Ramaphosa ‘outraged’ by other parties wanting do do away with national minimum wage

South African President Ramaphosa Briefs The Media On Voters Registration Weekend
President Cyril Ramaphosa Photo: Sharon Seretlo/Getty Images

It was also outrageous that “during these times of hardship” some political parties wanted to scrap the national minimum wage, ANC president Cyril Ramaphosa told supporters at the party’s Siyanqoba rally on Saturday.

Without naming the Democratic Alliance, Ramaphosa said this was an attack on workers and efforts to build a fairer society.

Speaking during the party’s final campaign rally before the elections at the FNB stadium in Nasrec, Johannesburg, he added that the ANC would also not do away with the black economic empowerment policy. 

With many people unemployed, Ramaphosa said the ANC would continue to provide income support to those who needed it the most. “We will maintain the existing social grants, which have been so important in reducing poverty and providing poor children with opportunity.”

Ramaphosa said that while he was on the campaign trail, South Africans had told him that they wanted the R350 social relief of distress grant increased to R700, but the government would in the immediate future increase it to R370.

“At the same time, we will also implement a basic income support grant for employed people based on the SRD [social relief of distress grant] grant.”  

The 94 000-seater FNB Stadium drew a crowd of about 60 000 to 70 000 ANC supporters, according to a BBC report. 

As early as 10am buses from Limpopo, Free State and Mpumalanga began to arrive at the stadium, and supporters made their way inside. Entertainment from some of the country’s biggest musicians was on show.

In response to former ANC president Jacob Zuma’s newly formed uMkhonto weSizwe party supporters carried a coffin with “RIP Zuma” and “RIP MK party” in the stadium. Other people held placards that read: “Zuma is a small boy” and “MK rest in peace.” 

But by 2pm, when Ramaphosa started delivering his main address and final rallying call ahead of the elections, people started leaving the venue to gather outside, with some consuming alcohol and listening to loud music. 

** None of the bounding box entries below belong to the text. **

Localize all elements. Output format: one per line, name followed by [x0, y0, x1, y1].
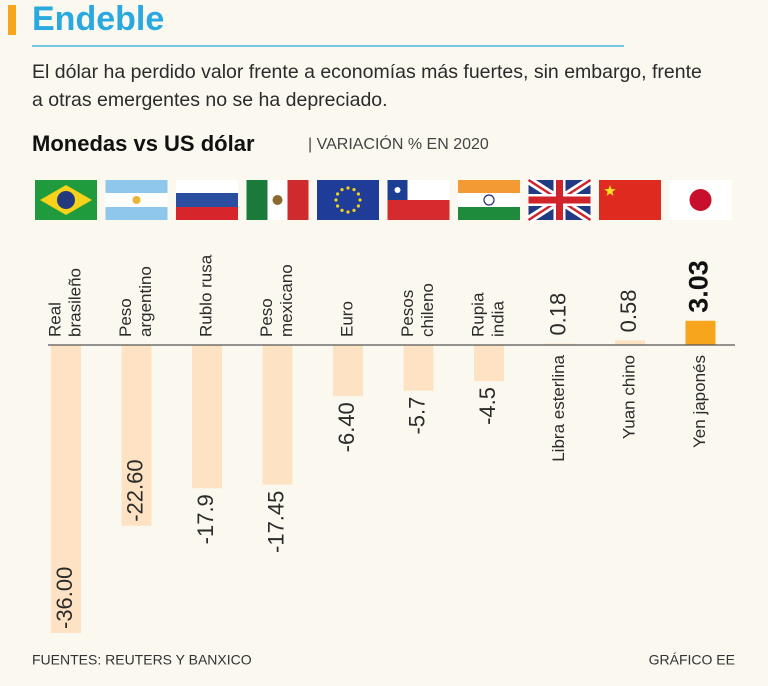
- bar: [51, 345, 81, 633]
- bar: [121, 345, 152, 526]
- flag-part: [176, 207, 238, 220]
- flag-part: [352, 188, 356, 192]
- value-label: 0.18: [545, 293, 570, 336]
- bar: [333, 345, 363, 397]
- flag-part: [287, 180, 309, 220]
- flag-part: [334, 198, 338, 202]
- flag-part: [317, 180, 379, 220]
- flag: [599, 180, 661, 220]
- value-label: -36.00: [52, 567, 77, 629]
- category-label: Euro: [337, 301, 356, 337]
- flag-part: [272, 195, 283, 205]
- flag-part: [604, 185, 616, 196]
- category-label: Rupia: [468, 292, 487, 337]
- flag: [526, 176, 593, 224]
- bar: [544, 343, 575, 345]
- flag-part: [458, 207, 520, 220]
- flag: [246, 180, 309, 220]
- category-label: Libra esterlina: [549, 354, 568, 461]
- value-label: -6.40: [334, 402, 359, 452]
- flag-part: [132, 196, 141, 204]
- flag-part: [528, 196, 591, 204]
- category-label: Peso: [116, 298, 135, 337]
- flag: [176, 180, 238, 220]
- value-label: -22.60: [122, 459, 147, 521]
- subtitle: El dólar ha perdido valor frente a econo…: [32, 61, 702, 83]
- flag: [35, 180, 97, 220]
- title: Endeble: [32, 0, 164, 38]
- flag-part: [356, 192, 360, 196]
- flag: [105, 180, 168, 220]
- bar: [685, 320, 716, 345]
- value-label: -17.9: [193, 494, 218, 544]
- flag-part: [356, 204, 360, 208]
- subtitle: a otras emergentes no se ha depreciado.: [32, 89, 388, 111]
- flag-part: [246, 180, 268, 220]
- flag-part: [458, 193, 520, 207]
- category-label: Yen japonés: [690, 355, 709, 448]
- value-label: -4.5: [475, 387, 500, 425]
- flag-part: [689, 189, 712, 211]
- flag-part: [57, 191, 75, 209]
- flag: [387, 180, 450, 220]
- flag: [458, 180, 520, 220]
- flag-part: [346, 186, 350, 190]
- flag-part: [458, 180, 520, 194]
- flag-part: [340, 188, 344, 192]
- flag: [669, 180, 732, 220]
- bar: [615, 340, 645, 345]
- category-label: argentino: [136, 266, 155, 337]
- flag-part: [340, 208, 344, 212]
- flag-part: [176, 193, 238, 207]
- flag-part: [336, 204, 340, 208]
- category-label: Real: [45, 302, 64, 337]
- category-label: chileno: [418, 283, 437, 337]
- bar: [192, 345, 222, 489]
- flag-part: [176, 180, 238, 194]
- bar: [262, 345, 293, 485]
- category-label: Peso: [257, 298, 276, 337]
- value-label: 0.58: [616, 290, 641, 333]
- category-label: brasileño: [65, 268, 84, 337]
- credit: GRÁFICO EE: [649, 652, 735, 668]
- flag-part: [599, 180, 661, 220]
- flag-part: [483, 194, 495, 206]
- value-label: -17.45: [263, 491, 288, 553]
- title-marker: [8, 5, 16, 35]
- category-label: Rublo rusa: [196, 254, 215, 337]
- chart-subtitle: | VARIACIÓN % EN 2020: [308, 134, 489, 153]
- bar: [474, 345, 504, 381]
- category-label: Pesos: [398, 290, 417, 337]
- category-label: india: [488, 301, 507, 337]
- value-label: 3.03: [684, 260, 714, 313]
- flag-part: [358, 198, 362, 202]
- category-label: Yuan chino: [619, 355, 638, 439]
- flag-part: [387, 200, 450, 220]
- category-label: mexicano: [277, 264, 296, 337]
- flag: [317, 180, 379, 220]
- chart-title: Monedas vs US dólar: [32, 131, 255, 156]
- value-label: -5.7: [404, 397, 429, 435]
- flag-part: [394, 187, 401, 193]
- bar: [403, 345, 434, 391]
- source: FUENTES: REUTERS Y BANXICO: [32, 652, 252, 668]
- flag-part: [336, 192, 340, 196]
- flag-part: [346, 210, 350, 214]
- flag-part: [352, 208, 356, 212]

One ANC supporter, Pleasure Nghojie said: “We have been here since the morning, we are tired, we just want to drink and enjoy the vibe here in Joburg.”  

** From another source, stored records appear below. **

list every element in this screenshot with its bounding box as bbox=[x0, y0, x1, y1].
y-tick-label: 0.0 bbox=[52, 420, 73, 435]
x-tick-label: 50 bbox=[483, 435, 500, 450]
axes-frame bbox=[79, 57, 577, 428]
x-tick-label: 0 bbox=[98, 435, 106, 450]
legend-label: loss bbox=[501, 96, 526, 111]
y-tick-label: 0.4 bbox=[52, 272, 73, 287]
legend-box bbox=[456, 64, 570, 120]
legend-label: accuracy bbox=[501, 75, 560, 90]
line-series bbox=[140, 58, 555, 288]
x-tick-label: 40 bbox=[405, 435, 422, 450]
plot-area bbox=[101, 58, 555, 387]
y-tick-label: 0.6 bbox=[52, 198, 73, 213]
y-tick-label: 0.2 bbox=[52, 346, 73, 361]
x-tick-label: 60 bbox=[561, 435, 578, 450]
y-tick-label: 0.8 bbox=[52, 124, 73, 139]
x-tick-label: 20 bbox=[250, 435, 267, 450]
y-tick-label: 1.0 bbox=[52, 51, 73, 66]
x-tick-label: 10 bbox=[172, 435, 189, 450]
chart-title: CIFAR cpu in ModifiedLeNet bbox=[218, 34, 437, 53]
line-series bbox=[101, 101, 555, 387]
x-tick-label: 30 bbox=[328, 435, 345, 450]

Some people used the rally to sell the party’s merchandise. One vendor, Puseletso Mathibe, said: “It feels good to be here, and I am happy that I will be able to make some money.”  

Mathibe was confident that the party would retain its majority. “Yes the ANC has mistakes but at least it has proven itself, and we will vote for it. The other parties have no experience or idea of how to run a big country like South Africa.”